Business leaders embraced his work. Andy Grove, a former C.E.O. of Intel, said soon after “The Innovator’s Dilemma” published that it was the most important book he had read in a decade.
Adam Grant, a Wharton professor and fellow sage for the business world, offered this assessment: “His most disruptive innovation was reminding us not to overinvest in careers and underinvest in people.”
More: How direct-to-consumer companies like Dollar Shave Club shook up the world of retail.
A screenshot of Louise Linton’s since-deleted Instagram post.
Greta Thunberg has an unlikely ally
Treasury Secretary Steven Mnuchin stirred up controversy last week when he said that the climate change activist Greta Thunberg should take a college economics class. But Ms. Thunberg found a supporter in Mr. Mnuchin’s wife, Louise Linton.
“I stand with Greta on this issue. (I don’t have a degree in economics either),” Ms. Linton, a Hollywood actor and producer who is a public supporter of animal rescue organizations, wrote in an Instagram post on Saturday.
Ms. Linton later deleted the post, and then posted to her Instagram Story defending herself, writes William Cummings of USA Today. “I am not my husband,” she wrote to one critic. “I happen to love Greta. Whatever he says has nothing to do with my views or opinions.”
The speed read
Deals
• Reporters at The Chicago Tribune really want someone to buy out their newspaper’s current owner. (NYT)
• California regulators are becoming a big hurdle for T-Mobile in its quest to buy Sprint. (WSJ)
• Big investment banks are walking away from Chinese companies seeking to go public on Wall Street. (FT)
Politics and policy
• In an unpublished draft of his coming book, the former national security adviser John Bolton directly linked President Trump’s withholding of aid to Ukraine to his desire for investigations into Democrats. (NYT)

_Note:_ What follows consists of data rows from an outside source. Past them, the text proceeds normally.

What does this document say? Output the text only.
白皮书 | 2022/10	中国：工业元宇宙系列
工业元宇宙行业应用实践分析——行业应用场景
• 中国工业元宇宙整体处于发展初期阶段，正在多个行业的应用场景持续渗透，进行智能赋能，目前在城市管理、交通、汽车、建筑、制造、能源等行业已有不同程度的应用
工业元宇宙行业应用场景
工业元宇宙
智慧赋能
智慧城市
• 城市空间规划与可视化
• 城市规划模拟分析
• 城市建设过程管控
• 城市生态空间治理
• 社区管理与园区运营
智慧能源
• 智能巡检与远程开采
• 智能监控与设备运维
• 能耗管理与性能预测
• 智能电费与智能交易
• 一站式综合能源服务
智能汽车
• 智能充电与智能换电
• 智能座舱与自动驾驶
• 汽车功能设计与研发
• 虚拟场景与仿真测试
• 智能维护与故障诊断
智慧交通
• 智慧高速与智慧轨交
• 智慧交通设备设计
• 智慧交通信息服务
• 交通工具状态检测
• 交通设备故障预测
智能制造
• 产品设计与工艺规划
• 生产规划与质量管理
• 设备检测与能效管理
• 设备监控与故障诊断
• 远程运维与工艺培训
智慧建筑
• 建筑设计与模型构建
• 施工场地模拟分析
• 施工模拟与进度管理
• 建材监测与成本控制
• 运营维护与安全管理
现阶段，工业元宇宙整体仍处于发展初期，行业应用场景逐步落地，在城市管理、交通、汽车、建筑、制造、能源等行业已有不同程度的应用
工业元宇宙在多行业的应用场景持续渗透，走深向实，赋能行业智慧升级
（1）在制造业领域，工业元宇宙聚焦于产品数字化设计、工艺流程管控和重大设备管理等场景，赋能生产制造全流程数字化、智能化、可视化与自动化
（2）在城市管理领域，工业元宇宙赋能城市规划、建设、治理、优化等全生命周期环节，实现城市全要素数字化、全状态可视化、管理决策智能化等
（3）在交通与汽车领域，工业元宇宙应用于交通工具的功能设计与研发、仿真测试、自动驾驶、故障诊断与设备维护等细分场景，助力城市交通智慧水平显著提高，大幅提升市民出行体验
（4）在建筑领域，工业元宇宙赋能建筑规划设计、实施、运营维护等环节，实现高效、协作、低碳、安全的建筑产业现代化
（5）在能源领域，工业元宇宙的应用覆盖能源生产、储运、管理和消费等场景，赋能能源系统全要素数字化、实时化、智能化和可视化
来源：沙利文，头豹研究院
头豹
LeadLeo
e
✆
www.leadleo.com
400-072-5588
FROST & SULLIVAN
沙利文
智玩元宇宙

• Commerce Secretary Wilbur Ross warned E.U. officials not to move forward with a proposed carbon tax. (FT)
Tech
• Amazon employees openly criticized the company’s environmental practices, defying a company policy against unauthorized public criticism about its businesses. (WaPo)
• The London police said they plan to start using facial-recognition technology, overriding privacy concerns. (NYT)

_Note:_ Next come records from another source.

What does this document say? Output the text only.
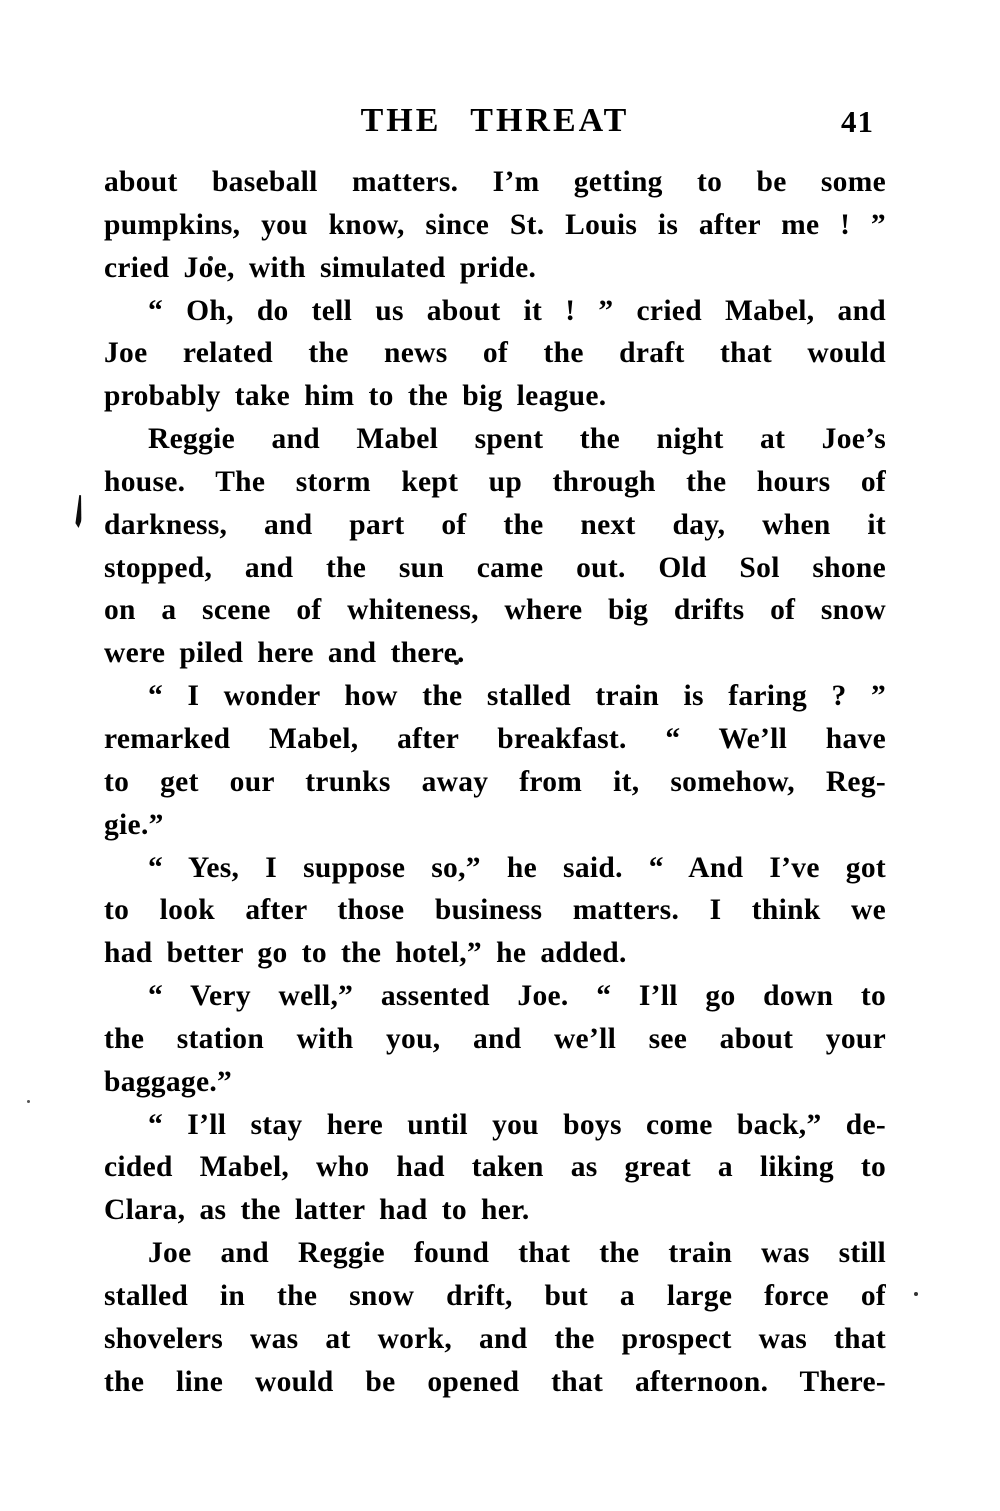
THE THREAT	41
about baseball matters. I’m getting to be some
pumpkins, you know, since St. Louis is after me ! ”
cried Joe, with simulated pride.
“ Oh, do tell us about it ! ” cried Mabel, and
Joe related the news of the draft that would
probably take him to the big league.
Reggie and Mabel spent the night at Joe’s
house. The storm kept up through the hours of
darkness, and part of the next day, when it
stopped, and the sun came out. Old Sol shone
on a scene of whiteness, where big drifts of snow
were piled here and there.
“ I wonder how the stalled train is faring ? ”
remarked Mabel, after breakfast. “ We’ll have
to get our trunks away from it, somehow, Reg-
gie.”
“ Yes, I suppose so,” he said. “ And I’ve got
to look after those business matters. I think we
had better go to the hotel,” he added.
“ Very well,” assented Joe. “ I’ll go down to
the station with you, and we’ll see about your
baggage.”
“ I’ll stay here until you boys come back,” de-
cided Mabel, who had taken as great a liking to
Clara, as the latter had to her.
Joe and Reggie found that the train was still
stalled in the snow drift, but a large force of
shovelers was at work, and the prospect was that
the line would be opened that afternoon. There-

• Content moderators at a Facebook facility in Europe have reportedly been asked to sign a form acknowledging that the job may cause PTSD. (FT)
Best of the rest
• “How Under Armour Lost Its Edge” (NYT)
• Crown Prince Mohammed bin Salman of Saudi Arabia reportedly courted Jeff Bezos on business matters before an alleged hack of the Amazon chief’s phone. (WSJ)
• German prosecutors are said to be investigating payments by Deutsche Bank to win the business of a Saudi royal. (FT)
• Where Prince Charles of Britain’s personal fortune comes from. (NYT)
Correction: Friday’s newsletter misstated the name of the company whose founder was sentenced to prison over a racketeering scheme tied to the opioid epidemic. The company is Insys, not Infosys.
Thanks for reading! We’ll see you tomorrow.